Ford Motor Co., General Motors and Fiat Chrysler Automobiles are among the automakers who have halted automobile production and are now lending a hand to produce urgently needed medical equipment and supplies. 

Consumers have indicated in multiple studies that they respond positively to companies that put time and money into altruistic endeavors. So while these moves are not marketing per se, they are likely to be met with positive reactions from current and potential customers.

Ford is is lending its manufacturing and engineering expertise to companies that build respirators and ventilators. A new respirator could be produced in a Ford facility by UAW workers. 

Ford and 3M teams are taking parts like fans from the Ford F-150’s cooled seats for airflow and 3M HEPA air filters to filter airborne contaminants such as droplets that carry virus particles. They are also donating portable tool battery packs to power respirators for up to eight hours.
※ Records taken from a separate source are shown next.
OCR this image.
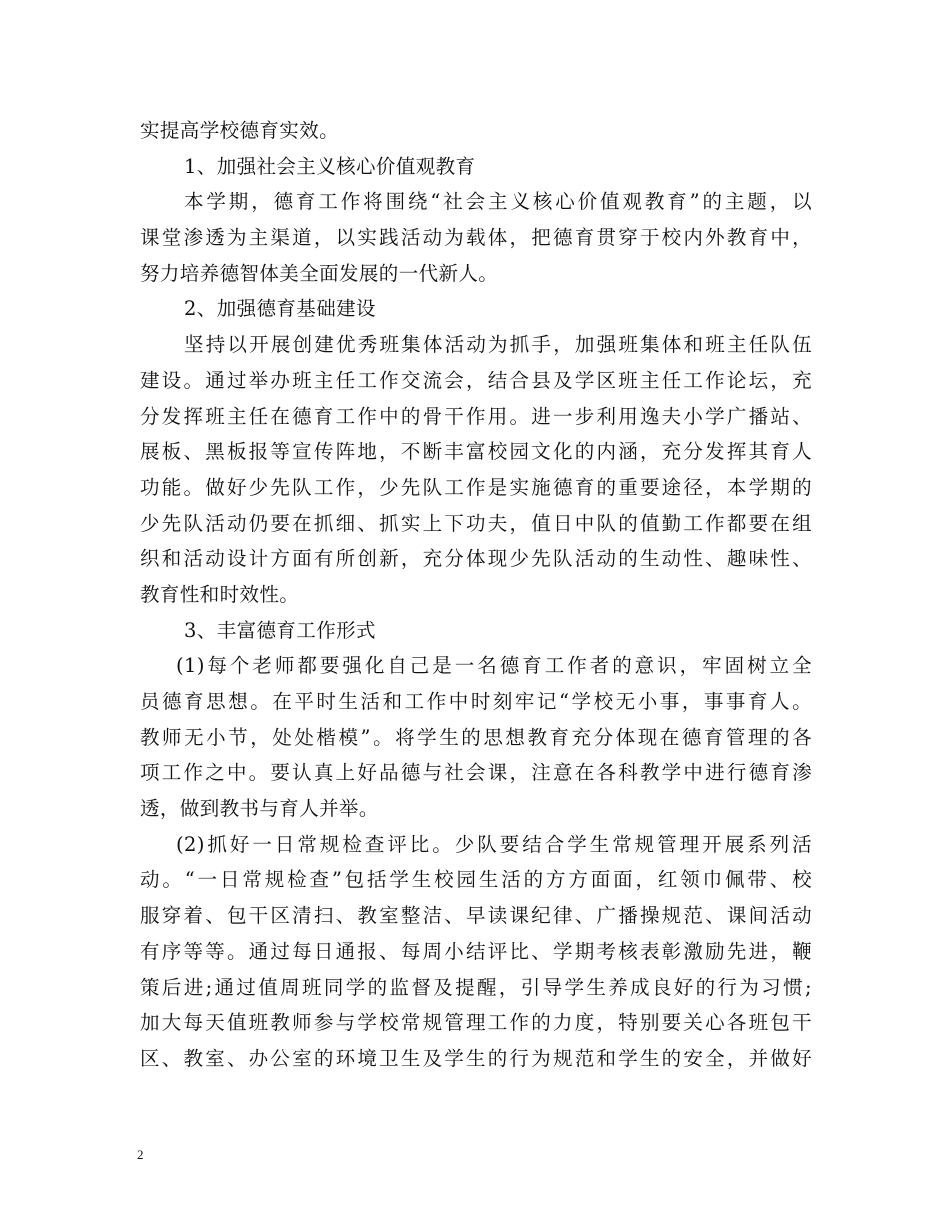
实提高学校德育实效。
1、加强社会主义核心价值观教育
本学期，德育工作将围绕“社会主义核心价值观教育”的主题，以
课堂渗透为主渠道，以实践活动为载体，把德育贯穿于校内外教育中，
努力培养德智体美全面发展的一代新人。
2、加强德育基础建设
坚持以开展创建优秀班集体活动为抓手，加强班集体和班主任队伍
建设。通过举办班主任工作交流会，结合县及学区班主任工作论坛，充
分发挥班主任在德育工作中的骨干作用。进一步利用逸夫小学广播站、
展板、黑板报等宣传阵地，不断丰富校园文化的内涵，充分发挥其育人
功能。做好少先队工作，少先队工作是实施德育的重要途径，本学期的
少先队活动仍要在抓细、抓实上下功夫，值日中队的值勤工作都要在组
织和活动设计方面有所创新，充分体现少先队活动的生动性、趣味性、
教育性和时效性。
3、丰富德育工作形式
(1)每个老师都要强化自己是一名德育工作者的意识，牢固树立全
员德育思想。在平时生活和工作中时刻牢记“学校无小事，事事育人。
教师无小节，处处楷模”。将学生的思想教育充分体现在德育管理的各
项工作之中。要认真上好品德与社会课，注意在各科教学中进行德育渗
透，做到教书与育人并举。
(2)抓好一日常规检查评比。少队要结合学生常规管理开展系列活
动。“一日常规检查”包括学生校园生活的方方面面，红领巾佩带、校
服穿着、包干区清扫、教室整洁、早读课纪律、广播操规范、课间活动
有序等等。通过每日通报、每周小结评比、学期考核表彰激励先进，鞭
策后进;通过值周班同学的监督及提醒，引导学生养成良好的行为习惯;
加大每天值班教师参与学校常规管理工作的力度，特别要关心各班包干
区、教室、办公室的环境卫生及学生的行为规范和学生的安全，并做好
2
Ford also plans to assemble more than 100,000 face shields per week, and leverage its in-house 3D printing capability to produce components for use in personal protective equipment.
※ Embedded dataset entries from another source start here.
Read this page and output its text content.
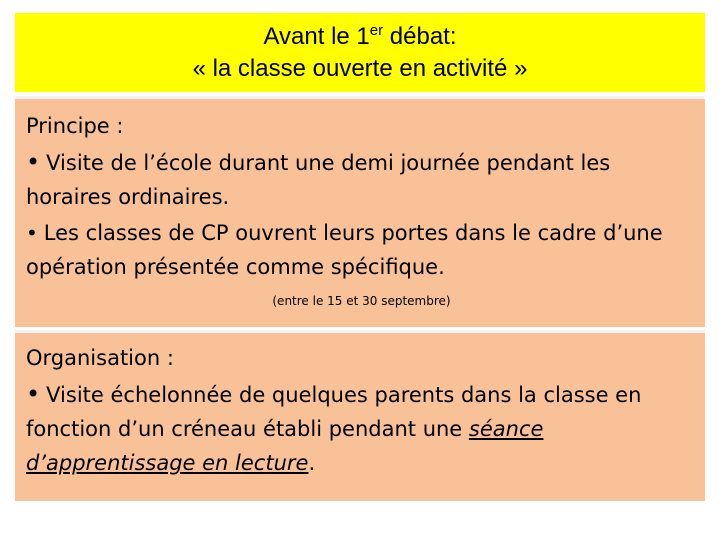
Avant le 1er débat:
« la classe ouverte en activité »
Principe :
• Visite de l’école durant une demi journée pendant les horaires ordinaires.
• Les classes de CP ouvrent leurs portes dans le cadre d’une opération présentée comme spécifique.
(entre le 15 et 30 septembre)
Organisation :
• Visite échelonnée de quelques parents dans la classe en fonction d’un créneau établi pendant une séance d’apprentissage en lecture.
GM and Ventec Life Systems, in cooperation with, the nation's coordinated private sector response to the COVID-19, are collaborating to enable Ventec to increase production of its respiratory care products. Ventec will leverage GM’s logistics, purchasing and manufacturing expertise.

The automaker says it is looking into reconfiguring its production facility in Kokomo, Indiana to build the much-needed ventilator equipment.

Fiat Chrysler Automobiles plans to manufacture and donate more than 1 million protective face masks per month. Production capacity is being installed this week and the company will start manufacturing face masks in the coming weeks, with initial distribution across the United States, Canada and Mexico. 

The face masks are to be donated by FCA to police, EMTs and firefighters, as well as to workers in hospitals and health care clinics.

This action is the first of a multifaceted global program being developed by the company through applying manufacturing, supply chain and engineering expertise to support the global fight against the pandemic.

Meanwhile, Tesla CEO Elon Musk acquired 1,200 ventilators from China and shipped them to the U.S. for distribution to hospitals in need during the health crisis.